Hacker Steals Millions of User Account Details from Education Platform Edmodo
Image: Syda Productions/Shutterstock

Hacker Steals Millions of User Account Details from Education Platform Edmodo

The data includes usernames, email addresses, and hashed passwords.
May 11, 2017, 3:08pm

A hacker has stolen millions of user account details from popular education platform Edmodo, and the data is apparently for sale on the so-called dark web.

Teachers, students and parents use Edmodo to work on lesson plans, assign homework, and more. The organization claims to have over 78 million members.

"Thanks to those who guided and supported us in the beginning, we're now the number one K-12 social learning network in the world, dedicated to connecting all learners with the people and resources they need to reach their full potential," Edmodo's website reads.

For-profit breach notification site LeakBase provided Motherboard with a sample of over two million user records for verification purposes. The data includes usernames, email addresses, and hashed passwords.

The passwords have apparently been hashed with the robust bcrypt algorithm, and a string of random characters known as a salt, meaning hackers will have a much harder time obtaining user's actual login credentials. Not all of the records include a user email address.

Motherboard verified the data by attempting to create new Edmodo accounts with a large, random selection of emails included in the data. With every tested email this was not possible, because the address was already linked to an Edmodo account.

One Edmodo user reached by Motherboard also confirmed they used the service, and said she signed up five to six years ago.
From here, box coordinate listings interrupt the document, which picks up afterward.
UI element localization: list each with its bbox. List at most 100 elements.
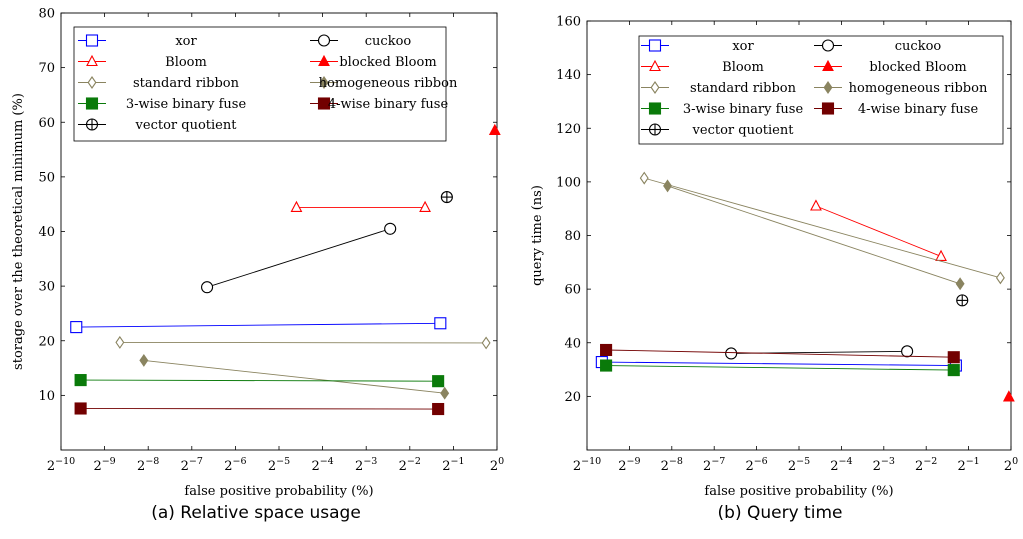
legend-label: homogeneous ribbon <box>319 76 458 91</box>
legend-marker <box>823 81 833 94</box>
y-tick-label: 140 <box>556 68 581 83</box>
y-tick-label: 20 <box>38 334 55 349</box>
data-point <box>600 359 613 372</box>
data-point <box>639 171 649 185</box>
x-tick-label: 2−1 <box>442 456 464 474</box>
series-Bloom <box>290 200 431 213</box>
x-tick-base: 2 <box>915 459 923 474</box>
x-tick-base: 2 <box>490 459 498 474</box>
x-tick-base: 2 <box>573 459 581 474</box>
x-tick-exponent: −6 <box>754 456 768 467</box>
data-point <box>139 353 149 367</box>
data-point <box>440 386 450 400</box>
series-vector-quotient <box>956 294 969 307</box>
y-tick-label: 40 <box>564 336 581 351</box>
x-tick-base: 2 <box>661 459 669 474</box>
legend-item-Bloom: Bloom <box>78 54 207 70</box>
data-point <box>432 402 445 416</box>
series-line <box>667 185 961 285</box>
legend: xor cuckoo Bloom blocked Bloom standard ribb… <box>638 35 1004 145</box>
series-3-wise-binary-fuse <box>600 359 960 377</box>
x-tick-label: 2−9 <box>618 456 640 474</box>
x-tick-exponent: −8 <box>669 456 683 467</box>
legend-marker <box>318 54 330 67</box>
legend-marker <box>821 102 835 115</box>
x-tick-base: 2 <box>224 459 232 474</box>
figure-caption: (a) Relative space usage <box>151 503 361 523</box>
legend-marker <box>317 97 331 110</box>
data-point <box>955 277 965 291</box>
data-point <box>956 294 969 307</box>
x-axis: 2−10 2−9 2−8 2−7 2−6 2−5 2−4 2−3 2−2 2−1 20 <box>47 13 504 474</box>
y-tick-label: 50 <box>38 170 55 185</box>
x-tick-label: 2−4 <box>830 456 852 474</box>
series-line <box>119 341 487 344</box>
y-tick-label: 120 <box>556 122 581 137</box>
x-tick-exponent: −9 <box>627 456 641 467</box>
x-tick-label: 2−7 <box>703 456 725 474</box>
legend-item-blocked-Bloom: blocked Bloom <box>310 54 437 70</box>
x-tick-exponent: −7 <box>711 456 725 467</box>
legend-marker <box>319 76 329 89</box>
series-cuckoo <box>725 345 914 360</box>
series-line <box>76 322 441 328</box>
series-line <box>815 205 942 257</box>
x-tick-exponent: −4 <box>839 456 853 467</box>
data-point <box>663 179 673 193</box>
series-blocked-Bloom <box>488 123 501 135</box>
x-tick-base: 2 <box>311 459 319 474</box>
x-tick-exponent: −1 <box>966 456 980 467</box>
legend-label: standard ribbon <box>133 76 240 91</box>
data-point <box>488 123 501 135</box>
x-tick-base: 2 <box>788 459 796 474</box>
x-tick-label: 2−8 <box>137 456 159 474</box>
series-3-wise-binary-fuse <box>74 374 445 388</box>
x-tick-exponent: −8 <box>145 456 159 467</box>
chart-panel-a: 2−10 2−9 2−8 2−7 2−6 2−5 2−4 2−3 2−2 2−1 201020304… <box>11 7 504 524</box>
series-standard-ribbon <box>639 171 1005 285</box>
x-axis-label: false positive probability (%) <box>704 484 893 499</box>
legend-label: standard ribbon <box>690 81 797 96</box>
x-tick-label: 20 <box>1004 456 1018 474</box>
data-point <box>70 321 83 334</box>
y-tick-label: 70 <box>38 61 55 76</box>
legend-marker <box>822 59 834 72</box>
legend-item-standard-ribbon: standard ribbon <box>641 81 797 96</box>
x-tick-label: 2−7 <box>181 456 203 474</box>
data-point <box>419 200 431 213</box>
legend-label: blocked Bloom <box>339 55 436 70</box>
data-point <box>935 249 947 261</box>
x-tick-label: 2−8 <box>661 456 683 474</box>
series-group <box>70 123 501 416</box>
legend-item-3-wise-binary-fuse: 3-wise binary fuse <box>78 97 246 112</box>
x-tick-base: 2 <box>93 459 101 474</box>
x-tick-label: 20 <box>490 456 504 474</box>
x-tick-base: 2 <box>442 459 450 474</box>
x-tick-label: 2−2 <box>915 456 937 474</box>
x-tick-exponent: −6 <box>233 456 247 467</box>
legend-marker <box>85 97 99 110</box>
x-tick-base: 2 <box>47 459 55 474</box>
legend-item-homogeneous-ribbon: homogeneous ribbon <box>814 81 988 96</box>
x-tick-exponent: −5 <box>796 456 810 467</box>
series-standard-ribbon <box>115 335 491 350</box>
legend-label: 3-wise binary fuse <box>683 102 804 117</box>
series-homogeneous-ribbon <box>663 179 965 291</box>
x-tick-label: 2−5 <box>268 456 290 474</box>
legend-label: 4-wise binary fuse <box>328 97 449 112</box>
x-tick-exponent: 0 <box>498 456 504 467</box>
x-tick-base: 2 <box>181 459 189 474</box>
series-line <box>80 379 439 382</box>
legend-item-cuckoo: cuckoo <box>310 34 411 49</box>
legend-label: Bloom <box>722 60 764 75</box>
y-tick-label: 60 <box>38 116 55 131</box>
x-tick-label: 2−4 <box>311 456 333 474</box>
legend-item-standard-ribbon: standard ribbon <box>78 76 240 91</box>
legend-marker <box>650 81 660 94</box>
data-point <box>947 364 960 377</box>
chart-panel-b: 2−10 2−9 2−8 2−7 2−6 2−5 2−4 2−3 2−2 2−1 202040608… <box>530 15 1018 524</box>
data-point <box>384 222 397 235</box>
x-tick-label: 2−10 <box>573 456 601 474</box>
legend-label: vector quotient <box>692 123 795 138</box>
y-tick-label: 100 <box>556 175 581 190</box>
The dark web listing of the stolen Edmodo data. Image: Screenshot

A vendor going under the name of nclay is currently listing the Edmodo data on the dark web marketplace Hansa for just over $1,000. In all, nclay claims to have 77 million accounts, and according to LeakBase, around 40 million include an email address. (Motherboard has not seen the full alleged database).

The accounts were stolen last month according to nclay's dark web listing. The vendor did not respond to a request for clarification.

"Edmodo has learned about a potential security incident," the company's VP of Marketing and Communications Mollie Carter told Motherboard in an email. "Protecting the privacy of our users is of the utmost importance to Edmodo. We take this report very seriously and we are investigating."

Update: This story was updated after initial publication with additional comment from Edmodo.